Devaluation led to losses for other companies with significant exposure to China. Yum! Brands, Inc. YUM and Caterpillar Inc. CAT lost 4.9% and 2.6%, respectively. Shares of General Motors Company GM declined 3.5% despite a statement that this development would impact business only to a "limited and manageable" extent.

Threat of Currency War

PBOC's decision to reduce the yuan's daily reference rate by 1.9% is the latest in the series of attempts to prop up the economy. To international analysts and market watchers, it reflects the extent to which authorities are concerned about the state of things. However, globally there are fears that the move may spark off a currency war.

In this situation, it is likely that China may devalue its currency again in the coming months. This is expected to trigger reprisals in the form of similar lowering of exchange rates by currencies worldwide. China seems to be following in the footsteps of Europe, which has taken such action recently, also to boost its economy.

Meanwhile, the U.S. is looking to slowly ease monetary stimulus. One view is that the devaluation is likely to put off a September rate hike. Others feel that this is a blip and the Fed is ready to make its move.

PBOC Alleviates Concerns

The yuan freely traded offshore +1.2% on Thursday. An assistant governor of the PBOC commented that the exchange rate adjustment following the change in the method of setting rates was "basically already completed." Further indications were provided that the yuan would move either way, with the PBOC stepping into correct both excessive increases and declines.

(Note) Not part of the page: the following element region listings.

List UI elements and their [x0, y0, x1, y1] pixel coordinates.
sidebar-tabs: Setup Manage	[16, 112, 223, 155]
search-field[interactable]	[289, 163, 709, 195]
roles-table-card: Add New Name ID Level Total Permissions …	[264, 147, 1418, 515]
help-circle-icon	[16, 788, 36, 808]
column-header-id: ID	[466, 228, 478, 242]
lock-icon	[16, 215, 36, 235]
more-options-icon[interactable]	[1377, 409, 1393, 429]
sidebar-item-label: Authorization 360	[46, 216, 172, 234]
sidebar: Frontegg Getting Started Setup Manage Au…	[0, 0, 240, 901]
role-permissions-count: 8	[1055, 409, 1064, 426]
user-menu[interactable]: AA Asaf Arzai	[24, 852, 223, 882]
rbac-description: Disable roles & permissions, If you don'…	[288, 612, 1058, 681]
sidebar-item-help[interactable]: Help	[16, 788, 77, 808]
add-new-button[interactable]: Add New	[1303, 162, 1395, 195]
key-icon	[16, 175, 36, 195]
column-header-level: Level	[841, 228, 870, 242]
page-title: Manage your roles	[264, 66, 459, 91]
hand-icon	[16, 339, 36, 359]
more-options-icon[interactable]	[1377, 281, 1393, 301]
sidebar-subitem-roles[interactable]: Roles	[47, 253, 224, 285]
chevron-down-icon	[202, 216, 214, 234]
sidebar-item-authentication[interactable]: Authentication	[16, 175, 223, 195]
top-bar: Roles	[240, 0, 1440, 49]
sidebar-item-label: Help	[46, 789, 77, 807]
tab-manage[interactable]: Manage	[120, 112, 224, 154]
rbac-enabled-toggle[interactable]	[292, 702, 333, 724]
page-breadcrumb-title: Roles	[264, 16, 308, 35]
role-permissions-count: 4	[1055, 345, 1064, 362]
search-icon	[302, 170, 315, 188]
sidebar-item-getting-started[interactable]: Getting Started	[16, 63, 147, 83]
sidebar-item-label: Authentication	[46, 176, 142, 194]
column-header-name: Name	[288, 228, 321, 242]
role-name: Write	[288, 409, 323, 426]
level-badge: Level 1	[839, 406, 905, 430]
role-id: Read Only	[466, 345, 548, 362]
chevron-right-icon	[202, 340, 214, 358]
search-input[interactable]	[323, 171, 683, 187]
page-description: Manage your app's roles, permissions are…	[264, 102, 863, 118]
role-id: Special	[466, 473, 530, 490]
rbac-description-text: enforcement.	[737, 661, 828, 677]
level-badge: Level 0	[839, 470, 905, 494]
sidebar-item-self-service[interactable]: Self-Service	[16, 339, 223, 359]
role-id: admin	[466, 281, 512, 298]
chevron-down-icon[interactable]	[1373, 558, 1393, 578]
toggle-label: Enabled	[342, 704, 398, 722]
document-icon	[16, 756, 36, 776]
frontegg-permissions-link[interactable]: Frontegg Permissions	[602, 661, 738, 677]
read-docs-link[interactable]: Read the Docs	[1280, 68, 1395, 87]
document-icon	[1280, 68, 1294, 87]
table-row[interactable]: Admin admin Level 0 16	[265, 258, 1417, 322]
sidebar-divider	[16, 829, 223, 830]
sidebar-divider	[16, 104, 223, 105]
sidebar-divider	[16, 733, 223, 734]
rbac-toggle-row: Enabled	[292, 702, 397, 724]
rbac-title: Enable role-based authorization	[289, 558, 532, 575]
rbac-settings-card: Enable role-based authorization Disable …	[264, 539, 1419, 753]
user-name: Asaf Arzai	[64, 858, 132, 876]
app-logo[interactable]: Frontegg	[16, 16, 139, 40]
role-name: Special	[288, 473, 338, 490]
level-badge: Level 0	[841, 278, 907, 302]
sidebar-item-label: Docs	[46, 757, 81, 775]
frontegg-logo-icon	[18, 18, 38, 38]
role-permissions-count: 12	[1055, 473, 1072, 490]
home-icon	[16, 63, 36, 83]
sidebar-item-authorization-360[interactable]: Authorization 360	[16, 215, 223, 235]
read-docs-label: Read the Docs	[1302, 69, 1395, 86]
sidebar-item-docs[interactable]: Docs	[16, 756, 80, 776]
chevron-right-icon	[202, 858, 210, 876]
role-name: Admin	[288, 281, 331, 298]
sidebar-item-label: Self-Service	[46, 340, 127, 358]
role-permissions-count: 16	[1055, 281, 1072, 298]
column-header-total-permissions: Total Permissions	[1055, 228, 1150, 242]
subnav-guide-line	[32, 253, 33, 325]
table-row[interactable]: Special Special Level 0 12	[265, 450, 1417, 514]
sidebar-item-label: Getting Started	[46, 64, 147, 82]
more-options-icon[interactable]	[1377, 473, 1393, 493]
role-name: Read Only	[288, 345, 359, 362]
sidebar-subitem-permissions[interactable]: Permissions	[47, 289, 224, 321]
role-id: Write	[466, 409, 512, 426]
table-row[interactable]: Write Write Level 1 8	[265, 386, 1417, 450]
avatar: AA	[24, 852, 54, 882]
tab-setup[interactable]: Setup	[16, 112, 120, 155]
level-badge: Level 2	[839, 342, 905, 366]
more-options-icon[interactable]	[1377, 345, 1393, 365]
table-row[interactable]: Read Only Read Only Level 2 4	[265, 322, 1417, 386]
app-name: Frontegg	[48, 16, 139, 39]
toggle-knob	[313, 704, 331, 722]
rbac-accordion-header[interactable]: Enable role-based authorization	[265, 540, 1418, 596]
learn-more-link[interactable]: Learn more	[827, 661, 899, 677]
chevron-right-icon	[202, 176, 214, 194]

A deputy governor of the PBOC said the central bank will maintain a consistent exchange rate. Steps to adjust the rate will be taken only when volatility rises considerably. The central bank is moving toward a more market determined method of fixing the exchange rate. This takes into account the last day's closing spot price, the movement of other important currencies and the supply-demand situation for foreign exchange.

Gainers and Losers

Despite such assurances, the outlook for the yuan continues to be weak. The currency slumped by the highest extent in 21 years following China's government's move to increase the market's role in determining its exchange rate. The outlook for the country's economy continues to be weak and it seems that further devaluations could be in the offing.

Losers

The crisis in China's economy and the subsequent devaluation is a massive hit for luxury brands. High fashion brands Tiffany & Co. TIF have lost 3.3% over the last five days and with good reason. More than 10% of their sales are generated from China. Shares of Coach, Inc. COH have lost 3.5% over the same period.

Semiconductors are another sector where sales made in China make a significant contribution. Shares of Micron Technology, Inc. MU lost 4% last Tuesday following the devaluation announcement. Texas Instruments Inc. TXN and Altera Corp. ALTR also took a hit.

Shares of companies which mine raw materials also declined on concerns that a declining yuan will increase the cost of raw materials. This comes at a time when demand is already at a low. Additionally, it will reduce the affordability of such inputs for China, which is a major consumer. Freeport-McMoRan Inc. FCX slumped 14% while Joy Global, Inc. JOY lost 5.5%.

Shares of KFC's parent Yum! Brands lost nearly 5% since it generates half its sales from China.

Winners

Those who source products and inputs from China are the clear winners from this development. This includes Wal-Mart Stores Inc. WMT, which purchases goods worth billions of dollars from the country. Shares of the company gained just under 1%, defying the markets' decline on last Tuesday.

The outlook for Apple is not that clear. Shares of the company lost around 4% on Aug 11 since a weaker yuan will raise the prices of its products in China. However, it will be able to source its hardware at much cheaper costs which will prove to be an advantage across all markets.